Longing for the Future
Words by Edgar Allen Beem
David Graeme Baker paints small-town Maine kids waiting for life to begin.
On the easel in a Hancock studio stands a work in progress, an oil painting of a teenage girl wearing a skull-and-bones T-shirt standing on a dock holding a Hula-Hoop. She seems suspended between girlhood and adulthood. A teenage boy sits on the dock beside her lost in his own thoughts.
This is the quiet, reflective world of David Graeme Baker, one of Maine’s rare figurative realists. Other paintings evoke a similar sense of suspended time.
Three teens, a boy and two girls, loiter outside a VFW hall waiting for something to happen. Two boys lounge on a couch, one reading, the other dozing. A blond girl in a fetching blue dress and matching knit hat with pom-pom stands in an empty municipal parking lot scarred with rubber tracks where local boys have been “doing doughnuts.” A pregnant teenager stands in a snowy yard. Like all of the young people in Baker’s paintings, she is expectant, only more so, waiting for life to start.
“Other than portraits, most of my paintings have been of young people,” says Baker, a trim, fit, athletic man of 50, his bald head and rimless glasses giving him a bit of an academic air. “It’s not nostalgia exactly. It’s reliving your childhood and trying to figure it out. There seems to be this Maine reality. Young people can’t wait to get out. It’s as though they are longing for the future.”
David Baker views this small-town Maine ethos as an outsider, not just as an adult and an artist but also as a man who has always stood outside his immediate experience.
David Graeme Baker was born in Cape Town, South Africa. His family came to the U.S. when he was 1½ and he grew up mostly in Erie, Pennsylvania. His education was something of a dialectical pendulum swing from the conservative prep school The Hill School to liberal Wesleyan University and then back to a very traditional art school in the Pennsylvania Academy of the Fine Arts (PAFA).
PAFA has historically been a redoubt of figurative realist painters, its graduates in Maine including, in addition to Baker, Bo Bartlett and Brett Bigbee. Where Bartlett creates costume dramas and Bigbee makes iconic portraits of family and friends, Baker has focused on enigmatic slices of adolescent Maine life.
Baker and his wife, Sarah, moved to Maine in 2000 when she was hired as admissions director at the College of the Atlantic (COA). Sarah Ketchum Baker now works in communications at Jackson Laboratory on Mount Desert Island.
In 2002, the couple purchased a spacious old farmhouse on the road to Hancock Point and populated it with two sons, Finn and Corin, and a succession of well-loved Labs. Zizou, the latest, is named for superstar French soccer player Zinedine Zidane. Soccer is a family passion.
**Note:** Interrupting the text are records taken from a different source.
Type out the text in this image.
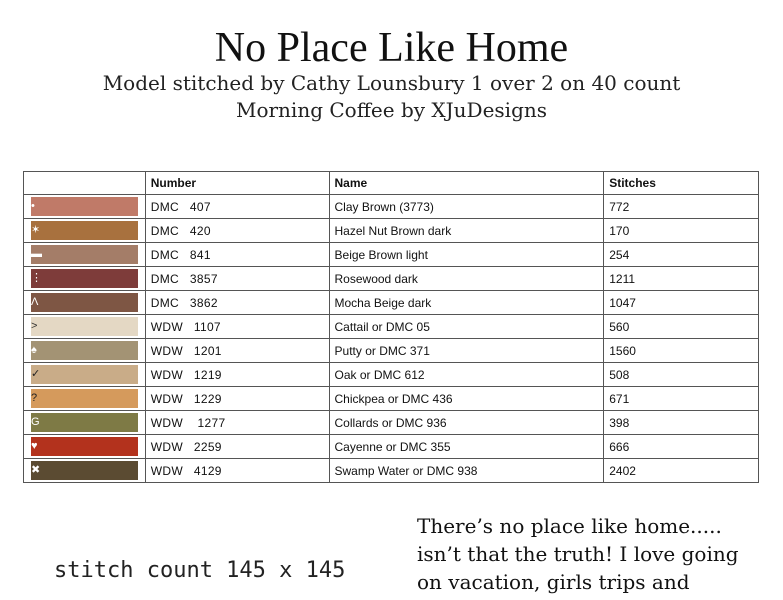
No Place Like Home
Model stitched by Cathy Lounsbury 1 over 2 on 40 count
Morning Coffee by XJuDesigns
	Number	Name	Stitches

•	DMC   407	Clay Brown (3773)	772

✶	DMC   420	Hazel Nut Brown dark	170

▬	DMC   841	Beige Brown light	254

⋮	DMC   3857	Rosewood dark	1211

Λ	DMC   3862	Mocha Beige dark	1047

>	WDW   1107	Cattail or DMC 05	560

♠	WDW   1201	Putty or DMC 371	1560

✓	WDW   1219	Oak or DMC 612	508

?	WDW   1229	Chickpea or DMC 436	671

G	WDW    1277	Collards or DMC 936	398

♥	WDW   2259	Cayenne or DMC 355	666

✖	WDW   4129	Swamp Water or DMC 938	2402
stitch count 145 x 145
There’s no place like home.....
isn’t that the truth! I love going
on vacation, girls trips and
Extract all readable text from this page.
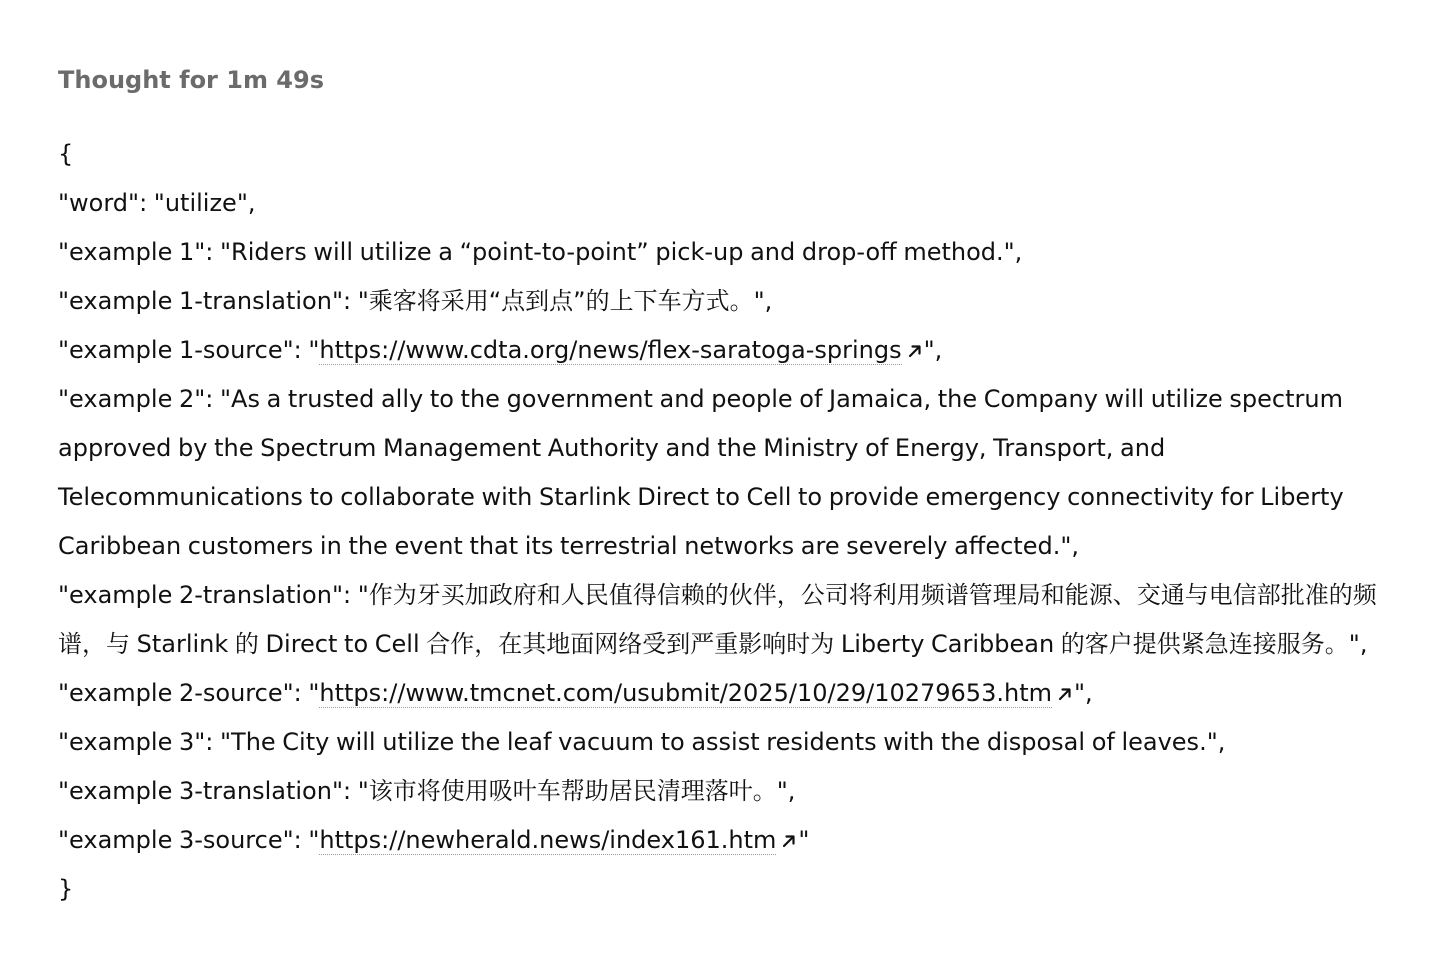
Thought for 1m 49s
{
"word": "utilize",
"example 1": "Riders will utilize a “point-to-point” pick-up and drop-off method.",
"example 1-translation": "乘客将采用“点到点”的上下车方式。",
"example 1-source": "https://www.cdta.org/news/flex-saratoga-springs ",
"example 2": "As a trusted ally to the government and people of Jamaica, the Company will utilize spectrum approved by the Spectrum Management Authority and the Ministry of Energy, Transport, and Telecommunications to collaborate with Starlink Direct to Cell to provide emergency connectivity for Liberty Caribbean customers in the event that its terrestrial networks are severely affected.",
"example 2-translation": "作为牙买加政府和人民值得信赖的伙伴，公司将利用频谱管理局和能源、交通与电信部批准的频谱，与 Starlink 的 Direct to Cell 合作，在其地面网络受到严重影响时为 Liberty Caribbean 的客户提供紧急连接服务。",
"example 2-source": "https://www.tmcnet.com/usubmit/2025/10/29/10279653.htm ",
"example 3": "The City will utilize the leaf vacuum to assist residents with the disposal of leaves.",
"example 3-translation": "该市将使用吸叶车帮助居民清理落叶。",
"example 3-source": "https://newherald.news/index161.htm "
}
The young people who have appeared in Baker’s paintings over the years include his sons, their friends and soccer teammates, COA students, babysitters, and neighbors.
The work in progress in his studio features Baker’s son Finn and Finn’s friend Addi posed on the dock of a camp at a nearby pond. The idea for the painting occurred to the artist when he saw young people Hula-Hooping last summer. It was early fall, as evidenced by the color in the foliage behind Finn and Addi, before Baker actually began the painting, which he was still working on in the dead of winter.
David Baker is a precision realist but not a photorealist. He is not a slave to appearances. Addi was not wearing a skull-and-crossbones T-shirt, for example. Baker made that up. He describes his methodology as “reverse engineering” a painting. First, Baker takes hundreds of photographs and Photoshops them into a composition that pleases him. He then does a series of drawings and small studies to work out color, scale, and visual details before tackling the main event—an oil painting on linen mounted on an aluminum panel.
Of the Finn and Addi painting, Baker says, “The painting is about the dialogue between the two of them. The idea itself is more important to me than the regime of making a painting.”
Finn and Addi are featured in an earlier painting, Imperfect Orbit/No Bingo, that depicts them outside the VFW hall in Ellsworth with another teenage girl. Weary and wary, the young trio seems to be waiting for their ride—or their future—to arrive. “At the heart of humanness is something so fragile, something so dependent on knowing yourself and being close to the people around you,” says Baker. “I find myself wanting to explore that. I’m always happiest in the making.”
To celebrate the people around him, Baker has arranged an exhibition of his work at the Hancock Point School in August. His paintings can also be seen at Dowling Walsh Gallery in Rockland and Artemis Gallery in Northeast Harbor.